L’insolite, la découverte, les jeunes talents: les Scènes Ouvertes à l’Insolite du Mouffetard
Ce mardi s’achevait le festival Scènes Ouvertes à l’Insolite du Mouffetard – Théâtre des arts de la marionnette à Paris. Comme tous les deux ans, une occasion de découvrir des spectacles de compagnies émergentes, avec une programmation de choix. Retour sur trois spectacles vus cette semaine, qui confirment la vitalité de la jeu créance, et la tendance forte à l’hybridation de tous les arts de la scène.
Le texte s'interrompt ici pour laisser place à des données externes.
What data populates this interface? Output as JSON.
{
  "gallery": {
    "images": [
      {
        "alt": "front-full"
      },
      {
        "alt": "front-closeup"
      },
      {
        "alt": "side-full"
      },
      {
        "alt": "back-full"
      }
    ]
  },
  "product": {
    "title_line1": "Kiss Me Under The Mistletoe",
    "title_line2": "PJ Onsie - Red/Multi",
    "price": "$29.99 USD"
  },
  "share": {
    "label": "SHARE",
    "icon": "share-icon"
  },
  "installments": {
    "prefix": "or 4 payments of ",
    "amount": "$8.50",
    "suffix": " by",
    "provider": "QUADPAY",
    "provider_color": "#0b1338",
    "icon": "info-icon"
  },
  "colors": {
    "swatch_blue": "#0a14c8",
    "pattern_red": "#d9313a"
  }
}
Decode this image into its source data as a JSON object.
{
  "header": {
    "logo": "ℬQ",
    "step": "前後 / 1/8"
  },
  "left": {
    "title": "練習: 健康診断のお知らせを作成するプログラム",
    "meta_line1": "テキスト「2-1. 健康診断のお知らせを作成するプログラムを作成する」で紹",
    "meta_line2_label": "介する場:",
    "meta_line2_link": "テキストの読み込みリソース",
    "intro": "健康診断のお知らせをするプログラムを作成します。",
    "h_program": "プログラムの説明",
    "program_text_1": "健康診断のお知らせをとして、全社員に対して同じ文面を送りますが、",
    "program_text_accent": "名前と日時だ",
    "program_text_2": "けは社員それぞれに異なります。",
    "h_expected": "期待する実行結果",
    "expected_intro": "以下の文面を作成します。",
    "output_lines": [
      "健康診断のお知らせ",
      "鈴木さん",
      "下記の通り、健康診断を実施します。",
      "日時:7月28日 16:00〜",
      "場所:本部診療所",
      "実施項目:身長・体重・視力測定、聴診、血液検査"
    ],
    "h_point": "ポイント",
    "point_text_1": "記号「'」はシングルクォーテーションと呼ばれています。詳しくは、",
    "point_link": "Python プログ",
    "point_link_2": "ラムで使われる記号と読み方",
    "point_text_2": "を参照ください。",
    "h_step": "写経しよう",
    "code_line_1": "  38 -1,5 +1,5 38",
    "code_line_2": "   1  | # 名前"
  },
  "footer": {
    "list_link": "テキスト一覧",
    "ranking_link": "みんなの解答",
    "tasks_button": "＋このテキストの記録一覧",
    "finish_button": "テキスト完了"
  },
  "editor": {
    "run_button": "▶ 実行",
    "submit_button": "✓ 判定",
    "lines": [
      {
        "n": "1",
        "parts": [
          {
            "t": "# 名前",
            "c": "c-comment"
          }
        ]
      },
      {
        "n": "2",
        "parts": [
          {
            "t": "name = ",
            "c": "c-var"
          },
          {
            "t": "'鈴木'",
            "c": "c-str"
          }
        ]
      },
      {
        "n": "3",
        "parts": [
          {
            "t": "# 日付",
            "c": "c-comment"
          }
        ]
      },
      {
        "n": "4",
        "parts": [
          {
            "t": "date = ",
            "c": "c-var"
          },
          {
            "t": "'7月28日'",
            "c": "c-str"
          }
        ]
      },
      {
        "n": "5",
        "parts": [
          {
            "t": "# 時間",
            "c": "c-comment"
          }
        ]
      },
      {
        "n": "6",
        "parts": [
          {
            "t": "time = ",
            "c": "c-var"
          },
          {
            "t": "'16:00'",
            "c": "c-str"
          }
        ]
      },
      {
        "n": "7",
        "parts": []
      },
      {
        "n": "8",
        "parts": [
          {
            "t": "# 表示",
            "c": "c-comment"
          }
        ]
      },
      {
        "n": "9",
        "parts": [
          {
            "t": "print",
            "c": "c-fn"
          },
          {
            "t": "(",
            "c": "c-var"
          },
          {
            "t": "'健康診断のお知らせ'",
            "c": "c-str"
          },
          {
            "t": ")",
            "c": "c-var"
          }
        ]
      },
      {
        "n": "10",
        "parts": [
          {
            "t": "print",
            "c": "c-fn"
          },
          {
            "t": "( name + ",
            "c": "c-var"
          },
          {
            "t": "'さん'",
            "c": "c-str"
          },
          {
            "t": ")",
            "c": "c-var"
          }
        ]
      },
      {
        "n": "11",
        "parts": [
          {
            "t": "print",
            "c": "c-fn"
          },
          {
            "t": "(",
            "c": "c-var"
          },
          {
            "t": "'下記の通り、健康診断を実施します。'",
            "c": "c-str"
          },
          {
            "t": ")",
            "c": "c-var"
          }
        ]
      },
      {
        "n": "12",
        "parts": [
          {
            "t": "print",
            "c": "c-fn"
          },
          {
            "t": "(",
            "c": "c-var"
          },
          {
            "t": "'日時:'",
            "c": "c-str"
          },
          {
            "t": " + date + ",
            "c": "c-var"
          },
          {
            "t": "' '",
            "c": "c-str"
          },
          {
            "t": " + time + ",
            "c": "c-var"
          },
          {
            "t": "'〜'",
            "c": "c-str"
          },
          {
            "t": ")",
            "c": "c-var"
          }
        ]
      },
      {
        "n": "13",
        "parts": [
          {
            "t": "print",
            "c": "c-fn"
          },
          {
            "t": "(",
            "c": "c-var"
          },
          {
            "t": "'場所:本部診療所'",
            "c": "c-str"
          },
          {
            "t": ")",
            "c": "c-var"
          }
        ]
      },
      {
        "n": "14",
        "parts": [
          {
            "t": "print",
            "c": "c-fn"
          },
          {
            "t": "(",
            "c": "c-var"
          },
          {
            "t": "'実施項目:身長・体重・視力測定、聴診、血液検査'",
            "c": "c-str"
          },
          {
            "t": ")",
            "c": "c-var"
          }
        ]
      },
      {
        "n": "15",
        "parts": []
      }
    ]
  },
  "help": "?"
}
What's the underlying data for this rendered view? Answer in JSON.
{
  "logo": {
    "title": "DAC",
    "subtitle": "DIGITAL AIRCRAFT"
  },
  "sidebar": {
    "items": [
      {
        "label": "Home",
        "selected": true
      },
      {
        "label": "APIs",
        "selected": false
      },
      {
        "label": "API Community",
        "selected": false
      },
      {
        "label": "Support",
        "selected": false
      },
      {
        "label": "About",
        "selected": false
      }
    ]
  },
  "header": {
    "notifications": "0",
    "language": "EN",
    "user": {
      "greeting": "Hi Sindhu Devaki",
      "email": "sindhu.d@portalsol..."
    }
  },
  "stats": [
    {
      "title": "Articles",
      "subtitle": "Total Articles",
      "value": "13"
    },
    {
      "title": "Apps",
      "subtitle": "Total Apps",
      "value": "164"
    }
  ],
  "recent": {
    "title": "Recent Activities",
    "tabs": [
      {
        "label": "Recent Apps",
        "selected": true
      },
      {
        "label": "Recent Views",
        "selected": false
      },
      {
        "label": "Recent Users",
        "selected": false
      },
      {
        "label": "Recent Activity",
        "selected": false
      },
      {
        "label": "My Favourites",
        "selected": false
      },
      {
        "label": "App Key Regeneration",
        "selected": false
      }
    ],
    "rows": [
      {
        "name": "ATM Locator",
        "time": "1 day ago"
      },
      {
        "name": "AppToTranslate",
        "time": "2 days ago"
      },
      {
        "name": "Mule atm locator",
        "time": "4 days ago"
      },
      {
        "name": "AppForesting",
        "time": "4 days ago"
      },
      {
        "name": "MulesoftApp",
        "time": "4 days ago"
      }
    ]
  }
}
La qualité des choix de programmation faits au Mouffetard n’est plus à démontrer – pour s’en convaincre, il suffit de jeter un œil à la plaquette de saison, où les spectacles de tout premier ordre abondent. Cela n’exclut pas la prise de risque, et les Scènes Ouvertes à l’Insolite constituent un événement où la découverte est privilégiée. On pouvait notamment y voir le récent – et excellent – spectacle L’Imposture de Lucie Hanoy, ou le subtil et fascinant L’Ambigü[e] d’Elzbieta Jeznach.
Le premier spectacle que nous avons vu, Éclipse, de Léo Rousselet, confirme qu’aux artistes bien inspirés la valeur n’attend certes pas le nombre des années. Formé au Lido à Toulouse, il propose ici un spectacle de jonglerie très travaillé à l’écriture et à la mise en scène, qui louvoie parfois jusqu’aux terres de la prestidigitation et du théâtre d’objets. Seul en scène, il jongle avec une ou plusieurs balles blanches, avec une grande fluidité. Mais là n’est pas l’essentiel de la proposition, qui ne tient pas à tant à une virtuosité spectaculaire qu’à la perception de la balle, puisque le dispositif de scène place Léo Rousselet sous une lumière unique qui s’éteint (ou qu’il éteint) pour créer des alternances noir/lumière. Ce choix permet de travailler sur le rythme, selon que la jongle et l’éclairage sont synchrones ou décalés, ainsi que sur la possibilité pour l’œil du spectateur de suivre la balle, ou pas. Suspension, disparition, autonomisation de la balle s’ensuivent, dans une proposition qui pour être courte n’en est pas moins impeccablement écrite. Le personnage maniaque, maladroit, rêveur, pris dans les accidents d’un univers dont les règles semblent devenir de plus en plus folles, est clairement délectable. Un artiste sans nul doute promis à un bel avenir !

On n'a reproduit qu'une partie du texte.